Kiedy skończyłam wzięłam szybki prysznic, po czym przebrałam się w nowe ubrania, które kupił mi mężczyzna. Czułam, że nigdy mu się nie odwdzięczę.
Zabrałam tacę i od razu skierowałam się do kuchni, żeby umyć naczynia.
- Wiesz dobrze, że mogła zrobić to sprzątaczka. - powiedział nagle Aiden za moimi plecami.
- Lubię to robić, a poza tym chociaż tak mogę choć troszkę się odwdzięczyć. - odparłam wycierając talerz z naleśników.
- Co ja mam już z tobą, promyczku. - zaśmiał się, a ja lekko się uśmiechnęłam.
Lubiłam, gdy tak się śmiał lub uśmiechał. - A teraz się spakuj, bo zaraz ruszamy.- W porządku . - odparłam radośnie. Naprawdę się cieszyłam, że pojedziemy na wakacje. Nigdy na nich nie byłam...., ale czułam, że będzie naprawdę fajnie.

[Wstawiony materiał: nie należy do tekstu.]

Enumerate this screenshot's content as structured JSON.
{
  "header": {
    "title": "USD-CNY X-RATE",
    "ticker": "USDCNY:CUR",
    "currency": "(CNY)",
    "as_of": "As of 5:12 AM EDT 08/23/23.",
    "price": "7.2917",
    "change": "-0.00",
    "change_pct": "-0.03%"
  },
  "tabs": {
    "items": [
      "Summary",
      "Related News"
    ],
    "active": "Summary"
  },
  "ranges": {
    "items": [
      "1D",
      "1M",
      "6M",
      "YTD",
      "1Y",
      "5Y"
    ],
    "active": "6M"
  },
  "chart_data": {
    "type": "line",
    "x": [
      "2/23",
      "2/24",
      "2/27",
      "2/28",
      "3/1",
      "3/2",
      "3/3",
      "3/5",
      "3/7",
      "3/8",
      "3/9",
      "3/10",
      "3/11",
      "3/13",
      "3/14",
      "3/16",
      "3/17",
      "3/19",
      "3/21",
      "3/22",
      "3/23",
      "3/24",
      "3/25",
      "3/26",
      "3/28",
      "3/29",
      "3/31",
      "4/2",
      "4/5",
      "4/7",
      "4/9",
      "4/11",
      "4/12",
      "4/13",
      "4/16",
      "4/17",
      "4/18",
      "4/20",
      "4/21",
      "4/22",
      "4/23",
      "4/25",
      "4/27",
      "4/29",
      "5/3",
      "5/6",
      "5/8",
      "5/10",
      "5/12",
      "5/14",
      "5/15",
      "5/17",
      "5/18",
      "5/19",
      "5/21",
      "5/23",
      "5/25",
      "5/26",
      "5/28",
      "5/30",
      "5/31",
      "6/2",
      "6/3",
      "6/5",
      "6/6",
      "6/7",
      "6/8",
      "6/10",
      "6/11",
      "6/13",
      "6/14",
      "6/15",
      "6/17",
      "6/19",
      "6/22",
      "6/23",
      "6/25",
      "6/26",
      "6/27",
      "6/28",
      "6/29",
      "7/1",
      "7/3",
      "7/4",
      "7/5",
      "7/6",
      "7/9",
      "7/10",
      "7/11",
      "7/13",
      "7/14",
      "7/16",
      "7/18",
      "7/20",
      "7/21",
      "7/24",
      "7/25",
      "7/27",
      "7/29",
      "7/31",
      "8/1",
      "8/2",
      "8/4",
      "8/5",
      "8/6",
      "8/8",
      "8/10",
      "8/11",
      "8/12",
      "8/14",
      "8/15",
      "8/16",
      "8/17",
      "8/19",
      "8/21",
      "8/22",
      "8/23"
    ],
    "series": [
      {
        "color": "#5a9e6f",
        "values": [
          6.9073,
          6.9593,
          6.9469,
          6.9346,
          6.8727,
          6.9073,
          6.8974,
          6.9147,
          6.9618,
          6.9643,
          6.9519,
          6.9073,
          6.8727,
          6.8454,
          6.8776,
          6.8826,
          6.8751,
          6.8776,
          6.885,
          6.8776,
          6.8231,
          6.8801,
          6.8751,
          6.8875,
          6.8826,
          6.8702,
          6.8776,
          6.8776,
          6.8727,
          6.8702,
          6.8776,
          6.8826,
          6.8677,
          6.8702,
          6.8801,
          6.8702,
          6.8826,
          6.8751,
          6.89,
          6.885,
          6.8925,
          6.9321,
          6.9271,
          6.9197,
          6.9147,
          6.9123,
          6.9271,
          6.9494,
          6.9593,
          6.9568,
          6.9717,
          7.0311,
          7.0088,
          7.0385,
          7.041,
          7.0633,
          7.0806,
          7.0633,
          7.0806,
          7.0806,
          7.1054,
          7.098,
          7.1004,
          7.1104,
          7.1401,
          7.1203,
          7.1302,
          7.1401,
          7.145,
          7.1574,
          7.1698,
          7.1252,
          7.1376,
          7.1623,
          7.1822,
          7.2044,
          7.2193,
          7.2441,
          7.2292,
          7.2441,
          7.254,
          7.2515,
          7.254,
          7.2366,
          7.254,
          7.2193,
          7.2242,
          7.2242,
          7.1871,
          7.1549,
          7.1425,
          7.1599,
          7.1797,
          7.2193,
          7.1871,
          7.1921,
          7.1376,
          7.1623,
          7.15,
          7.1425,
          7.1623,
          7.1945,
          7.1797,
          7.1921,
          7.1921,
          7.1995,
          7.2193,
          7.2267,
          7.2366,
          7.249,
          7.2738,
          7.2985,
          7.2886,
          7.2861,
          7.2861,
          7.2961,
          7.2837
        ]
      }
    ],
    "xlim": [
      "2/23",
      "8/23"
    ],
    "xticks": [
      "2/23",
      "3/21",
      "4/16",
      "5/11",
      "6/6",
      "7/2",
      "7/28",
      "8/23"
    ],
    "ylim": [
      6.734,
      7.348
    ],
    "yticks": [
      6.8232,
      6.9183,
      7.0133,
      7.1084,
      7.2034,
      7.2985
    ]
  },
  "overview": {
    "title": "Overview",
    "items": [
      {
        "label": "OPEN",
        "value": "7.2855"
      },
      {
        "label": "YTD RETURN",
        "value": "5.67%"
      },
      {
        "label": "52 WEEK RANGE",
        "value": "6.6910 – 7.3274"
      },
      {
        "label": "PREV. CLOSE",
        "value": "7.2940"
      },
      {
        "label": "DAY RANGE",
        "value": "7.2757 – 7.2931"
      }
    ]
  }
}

Wzięłam małą walizkę i wzięłam do niej najpotrzebniejsze rzeczy. Nie wiedziałam czy będzie ciepło, czy zimno, bo Aiden nie chciał nic zdradzić.
Gdy miałam już wszystko z gotową walizką zbiegłam na dół, gdzie czekał już na mnie mężczyzna.
- Miałaś nie dźwigać. - fuknął i odebrał z moich rąk torbę.
Po kręciłam tylko głową, po czym razem wyszliśmy z mieszkania.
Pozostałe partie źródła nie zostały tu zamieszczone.